Third, this Yankee fan rooted for Fisk and the Red Sox in the '75 series, and in the one back in '67 as well. I've always found in hard to hate the Red Sox, which is not to say that, at times, I haven't loathed them. And my father-in-law has lived in New York for almost 50 years, hasn't lost his Boston accent and never will, and hates all canines and New York teams. That said, as a lover of both dogs and Yankees, he's still a good guy.
by Bruce Levine on Sun, 04/24/2011 - 10:10am
Again, you have me (except for the part about the American League franchise in New York (a team that two of my favorite people in the world root for). My dad (and mom) have lived in the NY metro area since 1960 (me, too) and my dad still sounds as if he was on Blue Hill Avenue. My mom has never had any accent.
The thing about President Bush was that he was a uniter (but also a divider) and that unity made the President's election possible. When I settled on him as my candidate, I said as well that any of the other Democratic candidates were fine with me, and I think that speaks for a vast majority of those who voted for him.
My objection to those who rail at the president in these pages is that they speak as if we are the only people whose views matter. No more than 45 to 50% of the country agrees with what seems to be inescapable fact: that were it not for the New Deal there would be no nation. Over 40% of one of the major political parties believe the President was not born in Hawaii.
In a country such as that, a president can only do so much. What we need is a president who can lead us out of this mess, and that is who we have. Whether he, or we, can do that depends on many factors, most out of his exclsuive control.
by Barth on Sun, 04/24/2011 - 10:45am
This is just false. There were huge majorities for important progressive policies like tax hikes on the rich, the public option, financial regs with teeth.
If you can't push policies through with 60% popular support, you're just ... not trying.
by Obey on Sun, 04/24/2011 - 11:54am
No. Those are just blathering polls. Would you like a tax cut? Yes. Would you like a tax cut if rich people had to pay more in taxes? Yes.
The polls that count on are on election day.
And, when election day's results are altered by massive amounts of money and the disaffection of people who stay home if their party doesn't win all of its battles, you get this. My opinion is that the President tries a lot harder than the people who seem so unhappy with the results, but you no doubt noticed the result last November was not in accord with the poll results you cite.
by Barth on Sun, 04/24/2011 - 1:23pm
There isn't really disageement between you and Obey; the answer is in polls of likely voters vs. polls of the populace at large. Especially in mid-term elections. Many of those who might answer a pollster that they suppot progressive programs rarely vote at all unless there is someone charismatic running for president. Which addresses your point elsewhere here about people looking for a king or a hero.
by anonymous (not verified) on Sun, 04/24/2011 - 1:39pm
Sure, polls are problematic in all kinds of ways. But there isn't much else to go on. Especially elections are a terrible way to gauge support for any given policy or set of policies. Notably so if neither party actually supports them or tries to implement them, right?

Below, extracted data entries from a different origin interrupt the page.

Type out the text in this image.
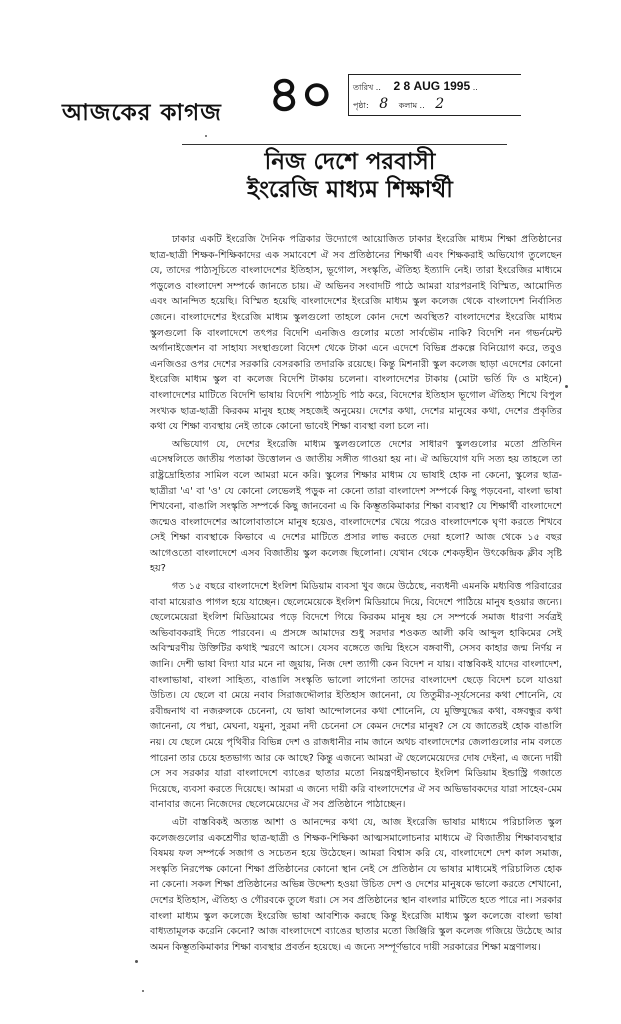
আজকের কাগজ ৪০	তারিখ .. 2 8 AUG 1995 ..
পৃষ্ঠা: 8 কলাম .. 2
নিজ দেশে পরবাসী
ইংরেজি মাধ্যম শিক্ষার্থী

ঢাকার একটি ইংরেজি দৈনিক পত্রিকার উদ্যোগে আয়োজিত ঢাকার ইংরেজি মাধ্যম শিক্ষা প্রতিষ্ঠানের ছাত্র-ছাত্রী শিক্ষক-শিক্ষিকাদের এক সমাবেশে ঐ সব প্রতিষ্ঠানের শিক্ষার্থী এবং শিক্ষকরাই অভিযোগ তুলেছেন যে, তাদের পাঠ্যসূচিতে বাংলাদেশের ইতিহাস, ভূগোল, সংস্কৃতি, ঐতিহ্য ইত্যাদি নেই। তারা ইংরেজির মাধ্যমে পড়ুলেও বাংলাদেশ সম্পর্কে জানতে চায়। ঐ অভিনব সংবাদটি পাঠে আমরা যারপরনাই বিস্মিত, আমোদিত এবং আনন্দিত হয়েছি। বিস্মিত হয়েছি বাংলাদেশের ইংরেজি মাধ্যম স্কুল কলেজ থেকে বাংলাদেশ নির্বাসিত জেনে। বাংলাদেশের ইংরেজি মাধ্যম স্কুলগুলো তাহলে কোন দেশে অবস্থিত? বাংলাদেশের ইংরেজি মাধ্যম স্কুলগুলো কি বাংলাদেশে তৎপর বিদেশি এনজিও গুলোর মতো সার্বভৌম নাকি? বিদেশি নন গভর্নমেন্ট অর্গানাইজেশন বা সাহায্য সংস্থাগুলো বিদেশ থেকে টাকা এনে এদেশে বিভিন্ন প্রকল্পে বিনিয়োগ করে, তবুও এনজিওর ওপর দেশের সরকারি বেসরকারি তদারকি রয়েছে। কিন্তু মিশনারী স্কুল কলেজ ছাড়া এদেশের কোনো ইংরেজি মাধ্যম স্কুল বা কলেজ বিদেশি টাকায় চলেনা। বাংলাদেশের টাকায় (মোটা ভর্তি ফি ও মাইনে) বাংলাদেশের মাটিতে বিদেশি ভাষায় বিদেশি পাঠ্যসূচি পাঠ করে, বিদেশের ইতিহাস ভূগোল ঐতিহ্য শিখে বিপুল সংখ্যক ছাত্র-ছাত্রী কিরকম মানুষ হচ্ছে সহজেই অনুমেয়। দেশের কথা, দেশের মানুষের কথা, দেশের প্রকৃতির কথা যে শিক্ষা ব্যবস্থায় নেই তাকে কোনো ভাবেই শিক্ষা ব্যবস্থা বলা চলে না।

অভিযোগ যে, দেশের ইংরেজি মাধ্যম স্কুলগুলোতে দেশের সাধারণ স্কুলগুলোর মতো প্রতিদিন এসেম্বলিতে জাতীয় পতাকা উত্তোলন ও জাতীয় সঙ্গীত গাওয়া হয় না। ঐ অভিযোগ যদি সত্য হয় তাহলে তা রাষ্ট্রদ্রোহিতার সামিল বলে আমরা মনে করি। স্কুলের শিক্ষার মাধ্যম যে ভাষাই হোক না কেনো, স্কুলের ছাত্র-ছাত্রীরা 'এ' বা 'ও' যে কোনো লেভেলই পড়ুক না কেনো তারা বাংলাদেশ সম্পর্কে কিছু পড়বেনা, বাংলা ভাষা শিখবেনা, বাঙালি সংস্কৃতি সম্পর্কে কিছু জানবেনা এ কি কিম্ভূতকিমাকার শিক্ষা ব্যবস্থা? যে শিক্ষার্থী বাংলাদেশে জন্মেও বাংলাদেশের আলোবাতাসে মানুষ হয়েও, বাংলাদেশের খেয়ে পরেও বাংলাদেশকে ঘৃণা করতে শিখবে সেই শিক্ষা ব্যবস্থাকে কিভাবে এ দেশের মাটিতে প্রসার লাভ করতে দেয়া হলো? আজ থেকে ১৫ বছর আগেওতো বাংলাদেশে এসব বিজাতীয় স্কুল কলেজ ছিলোনা। যেখান থেকে শেকড়হীন উৎকেন্দ্রিক ক্লীব সৃষ্টি হয়?

গত ১৫ বছরে বাংলাদেশে ইংলিশ মিডিয়াম ব্যবসা খুব জমে উঠেছে, নব্যধনী এমনকি মধ্যবিত্ত পরিবারের বাবা মায়েরাও পাগল হয়ে যাচ্ছেন। ছেলেমেয়েকে ইংলিশ মিডিয়ামে দিয়ে, বিদেশে পাঠিয়ে মানুষ হওয়ার জন্যে। ছেলেমেয়েরা ইংলিশ মিডিয়ামের পড়ে বিদেশে গিয়ে কিরকম মানুষ হয় সে সম্পর্কে সমাজ ধারণা সর্বত্রই অভিবাবকরাই দিতে পারবেন। এ প্রসঙ্গে আমাদের শুধু সরদার শওকত আলী কবি আব্দুল হাকিমের সেই অবিস্মরণীয় উক্তিটির কথাই স্মরণে আসে। যেসব বঙ্গেতে জন্মি হিংসে বঙ্গবাণী, সেসব কাহার জন্ম নির্ণয় ন জানি। দেশী ভাষা বিদ্যা যার মনে না জুয়ায়, নিজ দেশ ত্যাগী কেন বিদেশ ন যায়। বাস্তবিকই যাদের বাংলাদেশ, বাংলাভাষা, বাংলা সাহিত্য, বাঙালি সংস্কৃতি ভালো লাগেনা তাদের বাংলাদেশ ছেড়ে বিদেশ চলে যাওয়া উচিত। যে ছেলে বা মেয়ে নবাব সিরাজদ্দৌলার ইতিহাস জানেনা, যে তিতুমীর-সূর্যসেনের কথা শোনেনি, যে রবীন্দ্রনাথ বা নজরুলকে চেনেনা, যে ভাষা আন্দোলনের কথা শোনেনি, যে মুক্তিযুদ্ধের কথা, বঙ্গবন্ধুর কথা জানেনা, যে পদ্মা, মেঘনা, যমুনা, সুরমা নদী চেনেনা সে কেমন দেশের মানুষ? সে যে জাতেরই হোক বাঙালি নয়। যে ছেলে মেয়ে পৃথিবীর বিভিন্ন দেশ ও রাজধানীর নাম জানে অথচ বাংলাদেশের জেলাগুলোর নাম বলতে পারেনা তার চেয়ে হতভাগ্য আর কে আছে? কিন্তু এজন্যে আমরা ঐ ছেলেমেয়েদের দোষ দেইনা, এ জন্যে দায়ী সে সব সরকার যারা বাংলাদেশে ব্যাঙের ছাতার মতো নিয়ন্ত্রণহীনভাবে ইংলিশ মিডিয়াম ইন্ডাস্ট্রি গজাতে দিয়েছে, ব্যবসা করতে দিয়েছে। আমরা এ জন্যে দায়ী করি বাংলাদেশের ঐ সব অভিভাবকদের যারা সাহেব-মেম বানাবার জন্যে নিজেদের ছেলেমেয়েদের ঐ সব প্রতিষ্ঠানে পাঠাচ্ছেন।

এটা বাস্তবিকই অত্যন্ত আশা ও আনন্দের কথা যে, আজ ইংরেজি ভাষার মাধ্যমে পরিচালিত স্কুল কলেজগুলোর একশ্রেণীর ছাত্র-ছাত্রী ও শিক্ষক-শিক্ষিকা আত্মসমালোচনার মাধ্যমে ঐ বিজাতীয় শিক্ষাব্যবস্থার বিষময় ফল সম্পর্কে সজাগ ও সচেতন হয়ে উঠেছেন। আমরা বিশ্বাস করি যে, বাংলাদেশে দেশ কাল সমাজ, সংস্কৃতি নিরপেক্ষ কোনো শিক্ষা প্রতিষ্ঠানের কোনো স্থান নেই সে প্রতিষ্ঠান যে ভাষার মাধ্যমেই পরিচালিত হোক না কেনো। সকল শিক্ষা প্রতিষ্ঠানের অভিন্ন উদ্দেশ্য হওয়া উচিত দেশ ও দেশের মানুষকে ভালো করতে শেখানো, দেশের ইতিহাস, ঐতিহ্য ও গৌরবকে তুলে ধরা। সে সব প্রতিষ্ঠানের স্থান বাংলার মাটিতে হতে পারে না। সরকার বাংলা মাধ্যম স্কুল কলেজে ইংরেজি ভাষা আবশ্যিক করছে কিন্তু ইংরেজি মাধ্যম স্কুল কলেজে বাংলা ভাষা বাধ্যতামূলক করেনি কেনো? আজ বাংলাদেশে ব্যাঙের ছাতার মতো জিঞ্জিরি স্কুল কলেজ গজিয়ে উঠেছে আর অমন কিম্ভূতকিমাকার শিক্ষা ব্যবস্থার প্রবর্তন হয়েছে। এ জন্যে সম্পূর্ণভাবে দায়ী সরকারের শিক্ষা মন্ত্রণালয়।
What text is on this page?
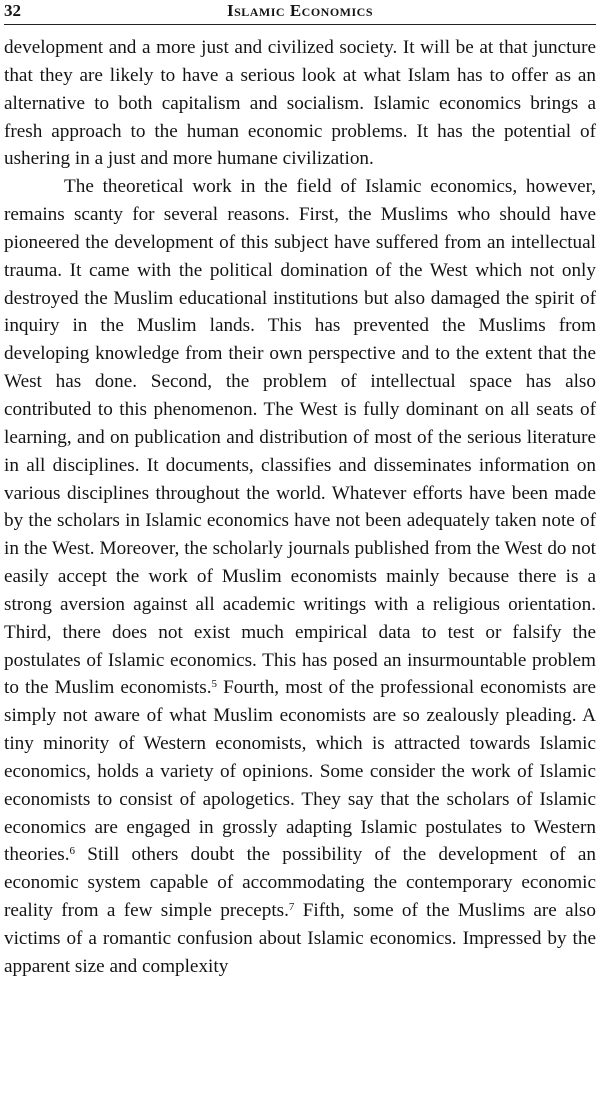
32	Islamic Economics

development and a more just and civilized society. It will be at that juncture that they are likely to have a serious look at what Islam has to offer as an alternative to both capitalism and socialism. Islamic economics brings a fresh approach to the human economic problems. It has the potential of ushering in a just and more humane civilization.

The theoretical work in the field of Islamic economics, however, remains scanty for several reasons. First, the Muslims who should have pioneered the development of this subject have suffered from an intellectual trauma. It came with the political domination of the West which not only destroyed the Muslim educational institutions but also damaged the spirit of inquiry in the Muslim lands. This has prevented the Muslims from developing knowledge from their own perspective and to the extent that the West has done. Second, the problem of intellectual space has also contributed to this phenomenon. The West is fully dominant on all seats of learning, and on publication and distribution of most of the serious literature in all disciplines. It documents, classifies and disseminates information on various disciplines throughout the world. Whatever efforts have been made by the scholars in Islamic economics have not been adequately taken note of in the West. Moreover, the scholarly journals published from the West do not easily accept the work of Muslim economists mainly because there is a strong aversion against all academic writings with a religious orientation. Third, there does not exist much empirical data to test or falsify the postulates of Islamic economics. This has posed an insurmountable problem to the Muslim economists.$^5$ Fourth, most of the professional economists are simply not aware of what Muslim economists are so zealously pleading. A tiny minority of Western economists, which is attracted towards Islamic economics, holds a variety of opinions. Some consider the work of Islamic economists to consist of apologetics. They say that the scholars of Islamic economics are engaged in grossly adapting Islamic postulates to Western theories.$^6$ Still others doubt the possibility of the development of an economic system capable of accommodating the contemporary economic reality from a few simple precepts.$^7$ Fifth, some of the Muslims are also victims of a romantic confusion about Islamic economics. Impressed by the apparent size and complexity
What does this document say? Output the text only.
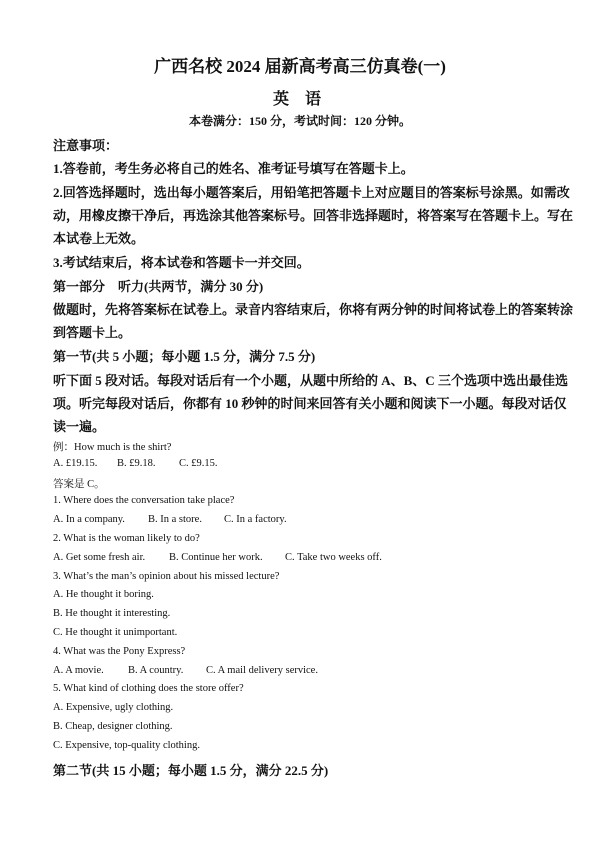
广西名校 2024 届新高考高三仿真卷(一)
英 语
本卷满分：150 分，考试时间：120 分钟。
注意事项：
1.答卷前，考生务必将自己的姓名、准考证号填写在答题卡上。
2.回答选择题时，选出每小题答案后，用铅笔把答题卡上对应题目的答案标号涂黑。如需改
动，用橡皮擦干净后，再选涂其他答案标号。回答非选择题时，将答案写在答题卡上。写在
本试卷上无效。
3.考试结束后，将本试卷和答题卡一并交回。
第一部分　听力(共两节，满分 30 分)
做题时，先将答案标在试卷上。录音内容结束后，你将有两分钟的时间将试卷上的答案转涂
到答题卡上。
第一节(共 5 小题；每小题 1.5 分，满分 7.5 分)
听下面 5 段对话。每段对话后有一个小题，从题中所给的 A、B、C 三个选项中选出最佳选
项。听完每段对话后，你都有 10 秒钟的时间来回答有关小题和阅读下一小题。每段对话仅
读一遍。
例：How much is the shirt?
A. £19.15. B. £9.18. C. £9.15.
答案是 C。
1. Where does the conversation take place?
A. In a company. B. In a store. C. In a factory.
2. What is the woman likely to do?
A. Get some fresh air. B. Continue her work. C. Take two weeks off.
3. What’s the man’s opinion about his missed lecture?
A. He thought it boring.
B. He thought it interesting.
C. He thought it unimportant.
4. What was the Pony Express?
A. A movie. B. A country. C. A mail delivery service.
5. What kind of clothing does the store offer?
A. Expensive, ugly clothing.
B. Cheap, designer clothing.
C. Expensive, top-quality clothing.
第二节(共 15 小题；每小题 1.5 分，满分 22.5 分)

In any case, you're the one who claimed progressive policies DON'T HAVE THE SUPPORT. And YOU gave no evidence. AT ALL. Right? So we can start swapping evidence if you want, poll-based or otherwise. But it is ridiculous to refuse to consider more fine-grained - policy specific - polling evidence (especially those based on likely voters) and rely only on elections, where none of these policies even come up, because the Dem party itself opposes progressive policies like these - opposing tax hikes on the rich, opposing the public option, opposing stricter financial regs.
I tend to think the most important factor in elections is the state of the economy: Is it improving or not? It's a referendum on the incumbent party. And so, when the Dems have power, one should support Dem policies that promote economic welfare and oppose those that don't. So one way to take left-wing opposition is not to regard them as a bunch of petulant impatient children who get pissed whenever they don't get 100% of what they want, but rather to see them as people who think the current set of policies and policy-directions are ... failing.
As an objective matter.
These policies aren't going to help the economy recover. And THAT, going into 2012, is what is frightening. Obama, for all his electoral skill, can't win unless unemployment starts falling, wages stop falling, foreclosures slow, house-prices bottom, gas-prices stops rising. Cheerleading, loyalty, and fervent support - in words and action - from his base, whatever that now is, is not going to suffice. And it's frankly not even helpful.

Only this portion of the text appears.